Give tools least privilege. Add budgets/timeouts. Require approval for destructive actions. “Tools reduce hallucinations” only works if tool use is safe and observable.
Structured output as an anti-hallucination tactic
Hallucinations often show up as “format drift” and hidden assumptions. Structured output forces precision:
- Schemas define what is allowed.
- Validation catches deviations immediately.
- Explicit fields can separate facts from guesses.
Example: force uncertainty into the structure
{
"claim": "string",
"confidence": "low|medium|high",
"evidence_needed": ["string"],
"assumptions": ["string"],
"next_check": "string"
}
This makes it harder for the model to “hide” uncertainty in a confident paragraph.
Structured output becomes critical when you build real apps. It’s how you stop “parsing vibes” and start enforcing contracts.
Copy-paste templates
Template: force assumptions and unknowns
Before answering:
1) List assumptions you are making.
2) List what you are uncertain about.
3) Ask the minimum set of clarifying questions.

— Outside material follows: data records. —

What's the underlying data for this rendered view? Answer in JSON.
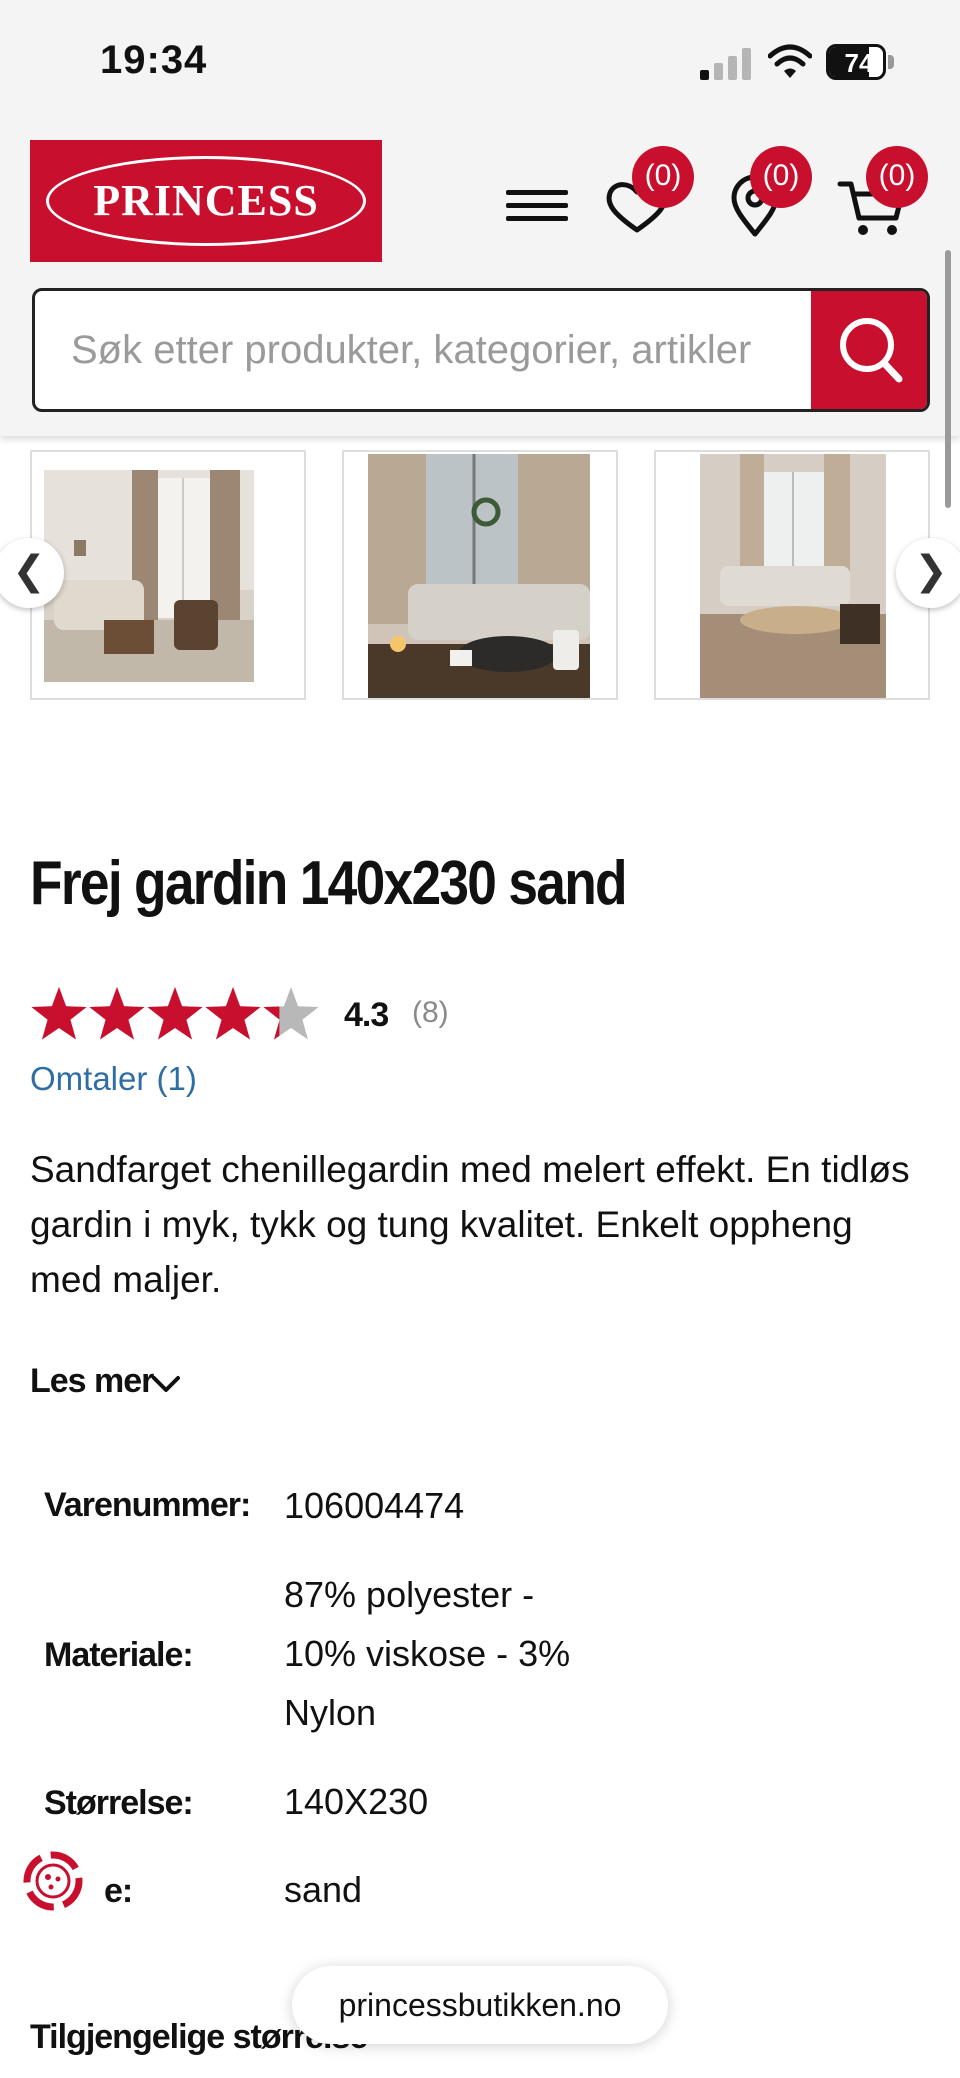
{
  "status_bar": {
    "time": "19:34",
    "battery": "74"
  },
  "header": {
    "logo_text": "PRINCESS",
    "wishlist_count": "(0)",
    "stores_count": "(0)",
    "cart_count": "(0)",
    "search_placeholder": "Søk etter produkter, kategorier, artikler"
  },
  "gallery": {
    "prev_label": "❮",
    "next_label": "❯",
    "images": [
      "living-room-curtains",
      "sofa-with-wreath-window",
      "living-room-round-table"
    ]
  },
  "product": {
    "title": "Frej gardin 140x230 sand",
    "rating": "4.3",
    "rating_count": "(8)",
    "rating_value": 4.3,
    "reviews_link": "Omtaler (1)",
    "description": "Sandfarget chenillegardin med melert effekt. En tidløs gardin i myk, tykk og tung kvalitet. Enkelt oppheng med maljer.",
    "read_more": "Les mer"
  },
  "specs": [
    {
      "label": "Varenummer:",
      "value": "106004474"
    },
    {
      "label": "Materiale:",
      "value_lines": [
        "87% polyester -",
        "10% viskose - 3%",
        "Nylon"
      ]
    },
    {
      "label": "Størrelse:",
      "value": "140X230"
    },
    {
      "label": "e:",
      "value": "sand"
    }
  ],
  "available_sizes_heading": "Tilgjengelige størrelse",
  "url_bar": "princessbutikken.no",
  "colors": {
    "brand": "#c8102e",
    "link": "#2f6ea5",
    "star_empty": "#b8b8b8"
  }
}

Do not invent APIs, UI labels, or file contents.
Template: hypothesis-driven debugging
Given this error + context:
1) Provide 3 hypotheses ranked by likelihood.

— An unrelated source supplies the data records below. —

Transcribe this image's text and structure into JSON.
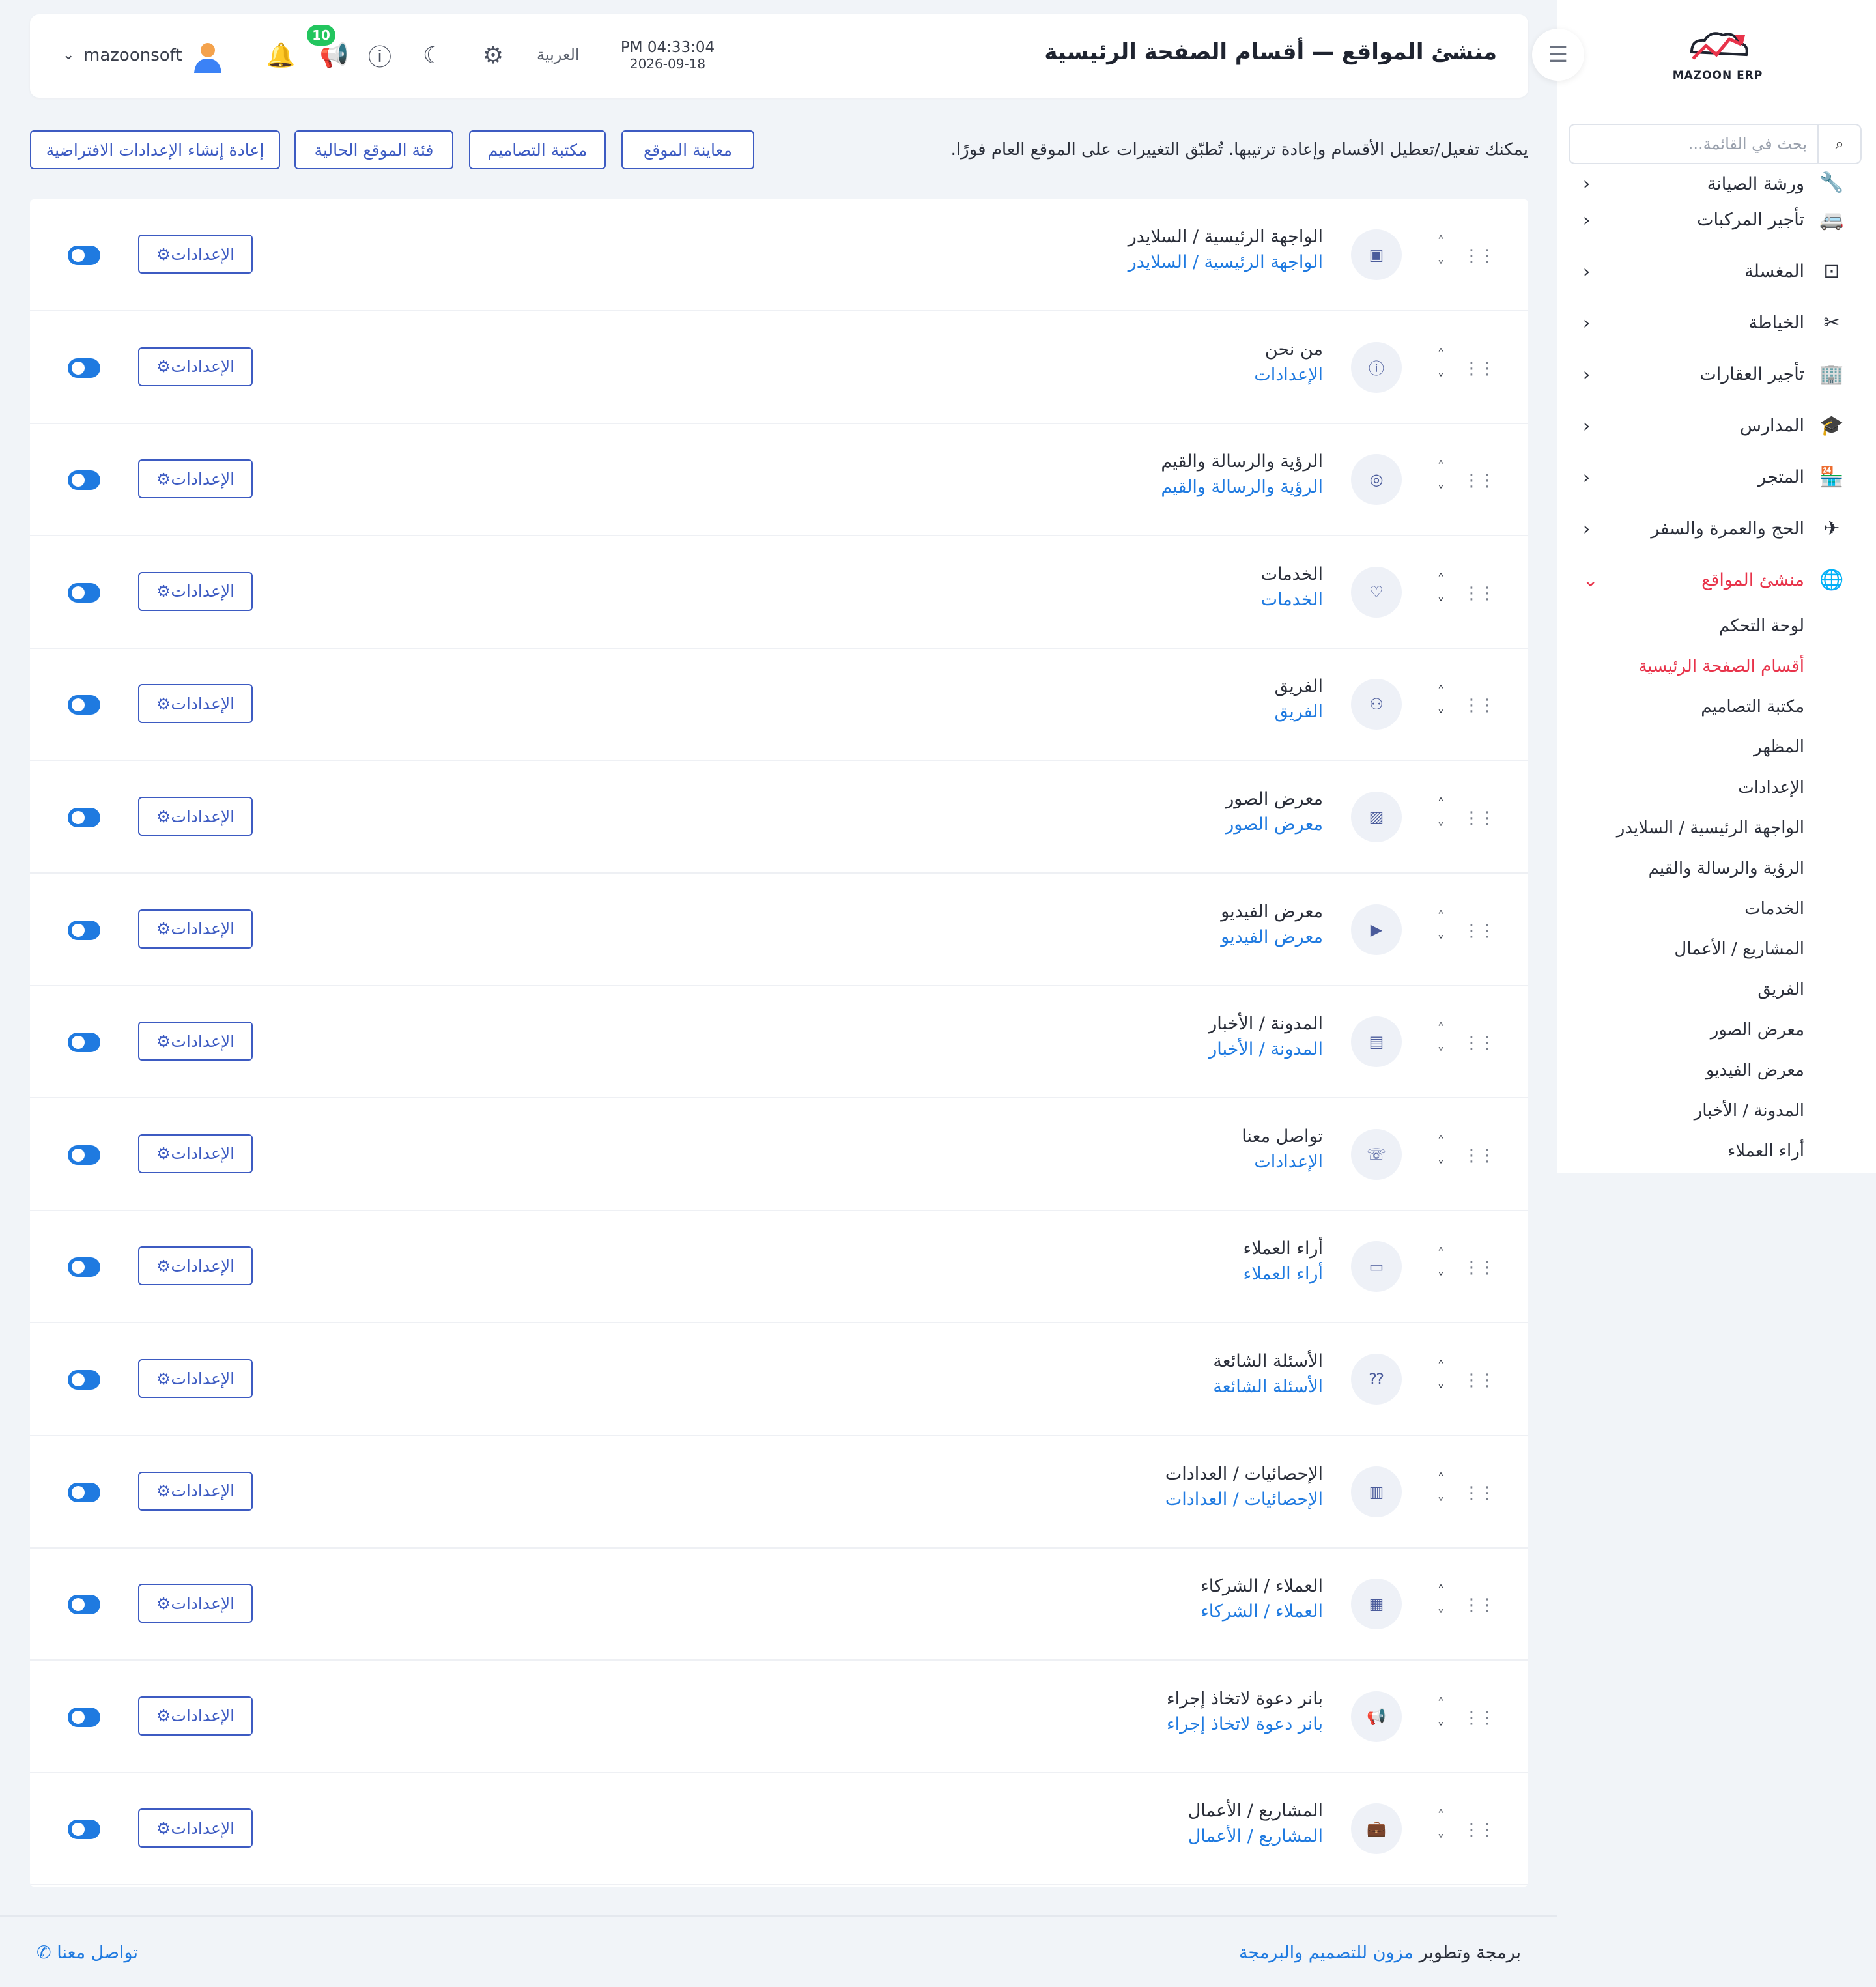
{
  "sidebar": {
    "logo_text": "MAZOON ERP",
    "search_placeholder": "بحث في القائمة...",
    "items": [
      {
        "label": "ورشة الصيانة",
        "icon": "wrench-icon",
        "glyph": "🔧"
      },
      {
        "label": "تأجير المركبات",
        "icon": "car-icon",
        "glyph": "🚐"
      },
      {
        "label": "المغسلة",
        "icon": "washing-machine-icon",
        "glyph": "⊡"
      },
      {
        "label": "الخياطة",
        "icon": "needle-icon",
        "glyph": "✂"
      },
      {
        "label": "تأجير العقارات",
        "icon": "building-icon",
        "glyph": "🏢"
      },
      {
        "label": "المدارس",
        "icon": "graduation-cap-icon",
        "glyph": "🎓"
      },
      {
        "label": "المتجر",
        "icon": "store-icon",
        "glyph": "🏪"
      },
      {
        "label": "الحج والعمرة والسفر",
        "icon": "plane-icon",
        "glyph": "✈"
      },
      {
        "label": "منشئ المواقع",
        "icon": "globe-icon",
        "glyph": "🌐"
      }
    ],
    "sub_items": [
      "لوحة التحكم",
      "أقسام الصفحة الرئيسية",
      "مكتبة التصاميم",
      "المظهر",
      "الإعدادات",
      "الواجهة الرئيسية / السلايدر",
      "الرؤية والرسالة والقيم",
      "الخدمات",
      "المشاريع / الأعمال",
      "الفريق",
      "معرض الصور",
      "معرض الفيديو",
      "المدونة / الأخبار",
      "أراء العملاء"
    ],
    "active_sub_index": 1
  },
  "header": {
    "title": "منشئ المواقع — أقسام الصفحة الرئيسية",
    "time": "PM 04:33:04",
    "date": "2026-09-18",
    "language": "العربية",
    "notification_count": "10",
    "username": "mazoonsoft"
  },
  "toolbar": {
    "hint": "يمكنك تفعيل/تعطيل الأقسام وإعادة ترتيبها. تُطبّق التغييرات على الموقع العام فورًا.",
    "preview_label": "معاينة الموقع",
    "library_label": "مكتبة التصاميم",
    "category_label": "فئة الموقع الحالية",
    "reset_label": "إعادة إنشاء الإعدادات الافتراضية"
  },
  "settings_label": "الإعدادات",
  "sections": [
    {
      "name": "الواجهة الرئيسية / السلايدر",
      "subtitle": "الواجهة الرئيسية / السلايدر",
      "icon": "image-icon",
      "glyph": "▣",
      "enabled": true
    },
    {
      "name": "من نحن",
      "subtitle": "الإعدادات",
      "icon": "info-icon",
      "glyph": "ⓘ",
      "enabled": true
    },
    {
      "name": "الرؤية والرسالة والقيم",
      "subtitle": "الرؤية والرسالة والقيم",
      "icon": "compass-icon",
      "glyph": "◎",
      "enabled": true
    },
    {
      "name": "الخدمات",
      "subtitle": "الخدمات",
      "icon": "heart-hand-icon",
      "glyph": "♡",
      "enabled": true
    },
    {
      "name": "الفريق",
      "subtitle": "الفريق",
      "icon": "users-icon",
      "glyph": "⚇",
      "enabled": true
    },
    {
      "name": "معرض الصور",
      "subtitle": "معرض الصور",
      "icon": "gallery-icon",
      "glyph": "▨",
      "enabled": true
    },
    {
      "name": "معرض الفيديو",
      "subtitle": "معرض الفيديو",
      "icon": "video-icon",
      "glyph": "▶",
      "enabled": true
    },
    {
      "name": "المدونة / الأخبار",
      "subtitle": "المدونة / الأخبار",
      "icon": "newspaper-icon",
      "glyph": "▤",
      "enabled": true
    },
    {
      "name": "تواصل معنا",
      "subtitle": "الإعدادات",
      "icon": "headset-icon",
      "glyph": "☏",
      "enabled": true
    },
    {
      "name": "أراء العملاء",
      "subtitle": "أراء العملاء",
      "icon": "chat-icon",
      "glyph": "▭",
      "enabled": true
    },
    {
      "name": "الأسئلة الشائعة",
      "subtitle": "الأسئلة الشائعة",
      "icon": "faq-icon",
      "glyph": "⁇",
      "enabled": true
    },
    {
      "name": "الإحصائيات / العدادات",
      "subtitle": "الإحصائيات / العدادات",
      "icon": "bar-chart-icon",
      "glyph": "▥",
      "enabled": true
    },
    {
      "name": "العملاء / الشركاء",
      "subtitle": "العملاء / الشركاء",
      "icon": "building-icon",
      "glyph": "▦",
      "enabled": true
    },
    {
      "name": "بانر دعوة لاتخاذ إجراء",
      "subtitle": "بانر دعوة لاتخاذ إجراء",
      "icon": "megaphone-icon",
      "glyph": "📢",
      "enabled": true
    },
    {
      "name": "المشاريع / الأعمال",
      "subtitle": "المشاريع / الأعمال",
      "icon": "briefcase-icon",
      "glyph": "💼",
      "enabled": true
    }
  ],
  "footer": {
    "credit_prefix": "برمجة وتطوير",
    "credit_link": "مزون للتصميم والبرمجة",
    "contact": "تواصل معنا"
  },
  "colors": {
    "accent": "#3d5bc2",
    "link": "#1f7ae0",
    "active": "#e8334a",
    "badge": "#22c55e"
  }
}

2) For each hypothesis, provide one fast check to confirm/falsify it.
3) Propose the smallest diff to fix the most likely confirmed cause.
4) Tell me exactly what to run to verify.
Template: diff-only implementation
Implement this as a minimal diff.
Constraints:
- Do not rewrite unrelated code.
- If you need more context, ask for specific files/functions.
Deliverables:
1) Patch/diff
2) Verification steps
Template: “answer only from sources” mode
Answer using ONLY the information in the provided sources.
If the sources do not contain the answer, say "not enough information."
Do not guess or fill gaps.
Make these templates part of your “house rules” so you don’t have to retype them every session.